LOR: PZFlow as PZ Estimator

jbkalmbach · September 30, 2021, 7:49pm

Title: LOR for PZFlow as PZ Estimator

Contributors: Andrew J. Connolly (1), John Franklin Crenshaw (1), J. Bryce Kalmbach (1)

(1) Astronomy Department and DIRAC Institute, University of Washington

Co-signers: Alex Malz

0. Summary Statement

This letter of recommendation describes the PZFlow code (Crenshaw and Doster 2021) and its use as a photometric redshift estimator. PZFlow is a code developed to train normalizing flows (Jimenez Rezende and Mohamed 2015, Dinh et al. 2015) to learn the joint probability distribution of training data sets. Once the normalizing flow is properly trained it can calculate posteriors over any of the variables in the data. This means that given a training set of photometry and spectroscopic redshifts it can quickly produce probability density functions for the photometric redshifts of all LSST Objects. It is currently a key part of the development of the LSST DESC Photo-Z Working Group RAIL project that seeks to understand how systematic errors in photo-z training will impact LSST photo-z estimates and LSST DESC cosmology.

1. Scientific Utility

The PZFlow code would produce photo-z estimates not related to a specific science goal and would be broadly applicable across all photo-z scientific needs. PZFlow would produce full posterior probability density functions (PDFs) rather than simple point estimates. When making estimates the code can take into account the photometric uncertainty of the observations. PZFlow can accept a training set with non-optical photometry included and marginalize over any missing bands in the observational dataset.

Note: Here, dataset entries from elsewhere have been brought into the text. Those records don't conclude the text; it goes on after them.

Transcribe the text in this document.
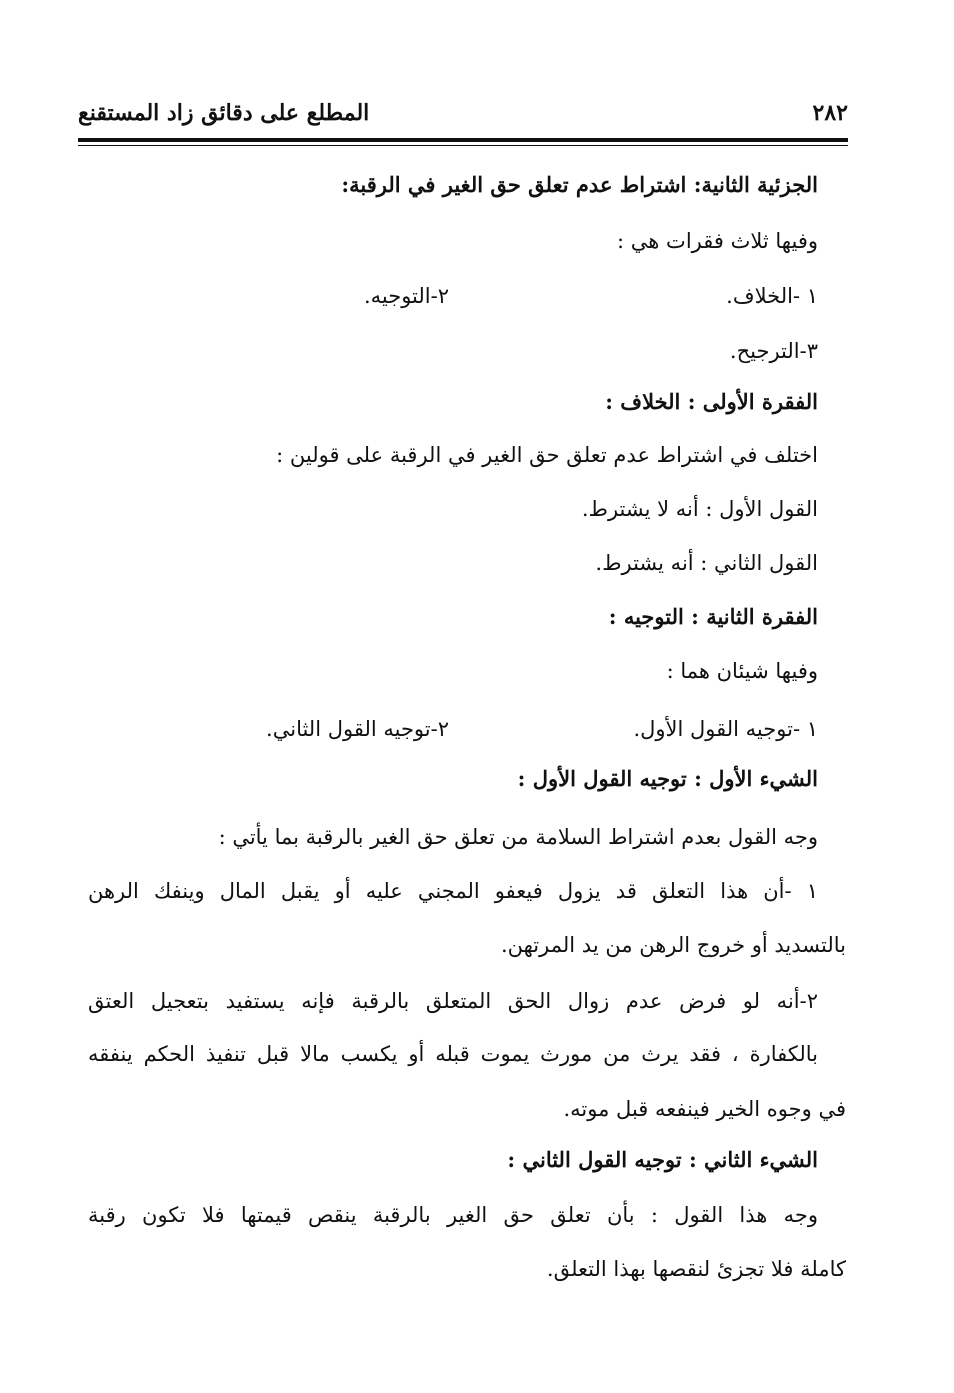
٢٨٢
المطلع على دقائق زاد المستقنع
الجزئية الثانية: اشتراط عدم تعلق حق الغير في الرقبة:
وفيها ثلاث فقرات هي :
١ -الخلاف.
٢-التوجيه.
٣-الترجيح.
الفقرة الأولى : الخلاف :
اختلف في اشتراط عدم تعلق حق الغير في الرقبة على قولين :
القول الأول : أنه لا يشترط.
القول الثاني : أنه يشترط.
الفقرة الثانية : التوجيه :
وفيها شيئان هما :
١ -توجيه القول الأول.
٢-توجيه القول الثاني.
الشيء الأول : توجيه القول الأول :
وجه القول بعدم اشتراط السلامة من تعلق حق الغير بالرقبة بما يأتي :
١ -أن هذا التعلق قد يزول فيعفو المجني عليه أو يقبل المال وينفك الرهن
بالتسديد أو خروج الرهن من يد المرتهن.
٢-أنه لو فرض عدم زوال الحق المتعلق بالرقبة فإنه يستفيد بتعجيل العتق
بالكفارة ، فقد يرث من مورث يموت قبله أو يكسب مالا قبل تنفيذ الحكم ينفقه
في وجوه الخير فينفعه قبل موته.
الشيء الثاني : توجيه القول الثاني :
وجه هذا القول : بأن تعلق حق الغير بالرقبة ينقص قيمتها فلا تكون رقبة
كاملة فلا تجزئ لنقصها بهذا التعلق.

In initial work with the LSST DESC RAIL project PZFlow has been used to create samples of photometric catalogs from training data. PZFlow can successfully approximate the probability distribution of the training catalogs. The PZFlow code itself is useful across a range of scientific contexts and was used recently in Malz et al. 2021 to calculate a new metric for survey strategy optimization in terms of the photo-z.

2. Outputs

PZFlow can output a full PDF for redshift based upon input values for photometry plus photometric errors. By convolving over the photometric error distributions, PZFlow can incorporate errors during training and can produce photo-z posteriors that are fully consistent with the errors. Furthermore, PZFlow calculates the final PDF from a deep ensemble of normalizing flows that allows us to account for epistemic uncertainty in the model. This produces a more accurate photo-z posterior, and can even produce a distribution over photo-z posteriors if desired.

A key advantage in PZFlow is the ability to function even when a galaxy is missing photometry in one or more bands by marginalizing over the probability distribution in the missing bandpasses. This aspect of PZFlow may be most useful early in the LSST survey when sky coverage in one or more bands is incomplete for some galaxies.

3. Performance

A full comparison of PZFlows’s photo-z performance is currently underway as part of an upcoming LSST DESC paper to be released on PZFlow and its use in the RAIL project. However, this initial analysis will be on simulated data and we recommend PZFlow to be included on the shortlist of testing with commissioning data during the Photo-z Validation Cooperative.

4. Technical Aspects

Scalability - Will meet.

PZFlow is written in Jax, automatically enabling computation on GPUs and TPUs, as well as parallel vectorization. Preliminary tests suggest that PZFlow is a very fast photo-z estimator.

Inputs and Outputs - Will meet.

Once trained, PZFlow will only require catalog photometry and errors. Unlike some machine learning codes PZFlow does not require photometry in all bands to produce outputs and does not require a placeholder or other value in the place of missing bands due to the ability to marginalize over the missing bands when calculating a PDF estimate. PDFs are calculated on a user-specified grid of redshift values, but can be easily converted to other formats (e.g. a quantile parameterization) using the qp package.

Storage Constraints - Will meet.

PZFlow is storage agnostic. We anticipate that PDFs generated by PZFlow will be converted and stored in the most convenient format using the the qp package.

External Data Sets - Will meet.

PZFlow will require a spectroscopic training set (photometry and accompanying spectroscopic redshifts) but no additional needs over other machine learning photo-z algorithms.

Estimator Training and Iterative Development - Will probably meet.

Validation of the performance of PZFlow will be necessary under different training set systematics. We will submit PZFlow as a test estimator in the LSST DESC RAIL project that seeks to evaluate the performance of photo-z estimators under varying scenarios of training set incompleteness and systematic error.

Computational Processing Constraints - Will meet.

After training the photo-z estimation process with PZFlow requires low computational overhead Training and estimation time benefit from the ability to use Graphics Processor Units (GPUs) but the code can run on CPUs as well.

Implementation Language - Will meet.

PZflow is written in Python 3 and pip installable. The code is open source and maintained on Github.